Not since '82. But as long as people accept fiat currency, is that relevant? You keep your money fully invested in copper or some other commodity X, and when you want to buy something you cash out into dollars or euros or whatever.
Back in the days before the internet, bullion coins (in only 2 or three designated 'precious' metals) made sense. Now, they only make sense if you expect internet commerce, along with the rest of western civilization, to disappear.
Assuming that actually happens, I think the value of gold must eventually drop very sharply in favor of useful stuff: steel, aluminum, copper, explosives, food, etc.
Assuming it doesn't happen, then all commodities are equally effective inflation hedges... and the gold bubble (as compared to other commodities, not necessarily as compared to fiat currencies) must burst.
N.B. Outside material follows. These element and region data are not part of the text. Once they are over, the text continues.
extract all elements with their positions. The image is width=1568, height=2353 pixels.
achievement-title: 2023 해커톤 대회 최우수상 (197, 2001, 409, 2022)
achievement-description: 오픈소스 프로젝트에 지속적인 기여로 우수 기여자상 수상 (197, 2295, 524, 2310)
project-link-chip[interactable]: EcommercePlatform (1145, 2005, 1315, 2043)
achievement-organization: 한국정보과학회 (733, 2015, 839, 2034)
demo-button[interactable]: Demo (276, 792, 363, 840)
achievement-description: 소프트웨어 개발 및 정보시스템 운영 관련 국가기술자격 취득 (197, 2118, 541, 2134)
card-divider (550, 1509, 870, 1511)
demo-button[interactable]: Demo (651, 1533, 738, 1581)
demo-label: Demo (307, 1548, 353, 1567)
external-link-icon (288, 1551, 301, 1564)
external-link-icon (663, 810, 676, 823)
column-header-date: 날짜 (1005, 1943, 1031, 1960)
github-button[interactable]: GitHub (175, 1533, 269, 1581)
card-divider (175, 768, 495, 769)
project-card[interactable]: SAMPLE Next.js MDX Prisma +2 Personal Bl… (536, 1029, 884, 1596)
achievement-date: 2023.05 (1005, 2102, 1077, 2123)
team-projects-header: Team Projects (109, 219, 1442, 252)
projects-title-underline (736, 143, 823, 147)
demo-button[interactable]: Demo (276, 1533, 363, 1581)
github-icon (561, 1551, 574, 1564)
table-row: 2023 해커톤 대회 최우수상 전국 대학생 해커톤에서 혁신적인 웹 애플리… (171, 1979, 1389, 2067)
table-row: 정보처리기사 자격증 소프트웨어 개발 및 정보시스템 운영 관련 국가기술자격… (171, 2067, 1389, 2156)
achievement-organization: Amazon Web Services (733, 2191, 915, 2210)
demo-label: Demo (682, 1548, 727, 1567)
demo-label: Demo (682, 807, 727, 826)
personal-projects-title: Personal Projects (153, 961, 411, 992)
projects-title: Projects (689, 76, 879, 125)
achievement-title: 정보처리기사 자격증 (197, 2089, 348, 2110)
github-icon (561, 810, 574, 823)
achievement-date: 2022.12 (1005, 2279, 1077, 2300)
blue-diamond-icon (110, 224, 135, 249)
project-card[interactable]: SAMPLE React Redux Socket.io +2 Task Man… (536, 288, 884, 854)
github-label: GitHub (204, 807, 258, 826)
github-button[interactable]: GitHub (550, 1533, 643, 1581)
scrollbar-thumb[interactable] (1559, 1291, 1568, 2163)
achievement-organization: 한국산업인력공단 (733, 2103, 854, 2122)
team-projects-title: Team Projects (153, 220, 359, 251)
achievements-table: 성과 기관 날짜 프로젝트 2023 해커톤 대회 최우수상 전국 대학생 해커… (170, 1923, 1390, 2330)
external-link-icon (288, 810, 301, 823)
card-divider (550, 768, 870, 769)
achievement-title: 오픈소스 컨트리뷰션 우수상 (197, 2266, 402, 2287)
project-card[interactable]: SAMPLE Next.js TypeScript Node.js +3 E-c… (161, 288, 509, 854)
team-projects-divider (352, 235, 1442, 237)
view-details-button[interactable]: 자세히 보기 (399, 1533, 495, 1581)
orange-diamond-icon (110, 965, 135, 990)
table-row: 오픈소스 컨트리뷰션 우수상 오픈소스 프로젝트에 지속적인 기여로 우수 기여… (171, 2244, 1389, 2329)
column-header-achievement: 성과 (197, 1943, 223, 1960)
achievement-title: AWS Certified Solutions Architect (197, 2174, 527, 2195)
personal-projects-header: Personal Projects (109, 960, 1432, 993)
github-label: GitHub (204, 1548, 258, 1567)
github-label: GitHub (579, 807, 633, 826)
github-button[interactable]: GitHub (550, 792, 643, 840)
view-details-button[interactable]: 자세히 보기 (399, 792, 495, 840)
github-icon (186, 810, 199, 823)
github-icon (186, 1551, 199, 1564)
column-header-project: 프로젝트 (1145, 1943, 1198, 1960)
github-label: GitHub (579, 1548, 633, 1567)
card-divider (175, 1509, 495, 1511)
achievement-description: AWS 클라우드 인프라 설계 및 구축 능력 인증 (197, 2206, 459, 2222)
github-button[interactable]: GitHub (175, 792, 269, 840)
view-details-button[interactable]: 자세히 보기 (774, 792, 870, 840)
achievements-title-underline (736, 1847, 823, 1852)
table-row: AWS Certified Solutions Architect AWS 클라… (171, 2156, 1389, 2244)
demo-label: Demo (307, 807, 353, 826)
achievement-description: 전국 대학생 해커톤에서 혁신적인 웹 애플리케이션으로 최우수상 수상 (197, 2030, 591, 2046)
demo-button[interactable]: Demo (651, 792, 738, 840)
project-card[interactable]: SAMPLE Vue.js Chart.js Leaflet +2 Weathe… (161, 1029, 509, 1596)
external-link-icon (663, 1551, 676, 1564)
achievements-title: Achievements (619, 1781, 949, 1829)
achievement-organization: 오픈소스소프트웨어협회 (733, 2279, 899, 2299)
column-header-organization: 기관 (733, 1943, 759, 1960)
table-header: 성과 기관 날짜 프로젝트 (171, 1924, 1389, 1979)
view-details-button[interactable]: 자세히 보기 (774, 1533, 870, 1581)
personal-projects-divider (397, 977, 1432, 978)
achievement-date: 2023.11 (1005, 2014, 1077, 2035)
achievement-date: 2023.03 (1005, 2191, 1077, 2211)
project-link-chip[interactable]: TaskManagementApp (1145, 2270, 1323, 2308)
Electronic liquidity means gold isn't special any more. The question is, how long will it take the markets to figure this out...
EDIT: Regarding the 'history of gold' stuff.... isn't that just a horribly misleading, extremely lagging indicator?
"X was valuable in the past, therefore it will be valuable again" is the first stage of every investor's worst nightmare since the beginning of time. (Or the beginning of modern capitalism, whichever came first.) I see no reason to think that gold's special place was the result of anything but centuries of severe illiquidity, only properly alleviated in the past two decades.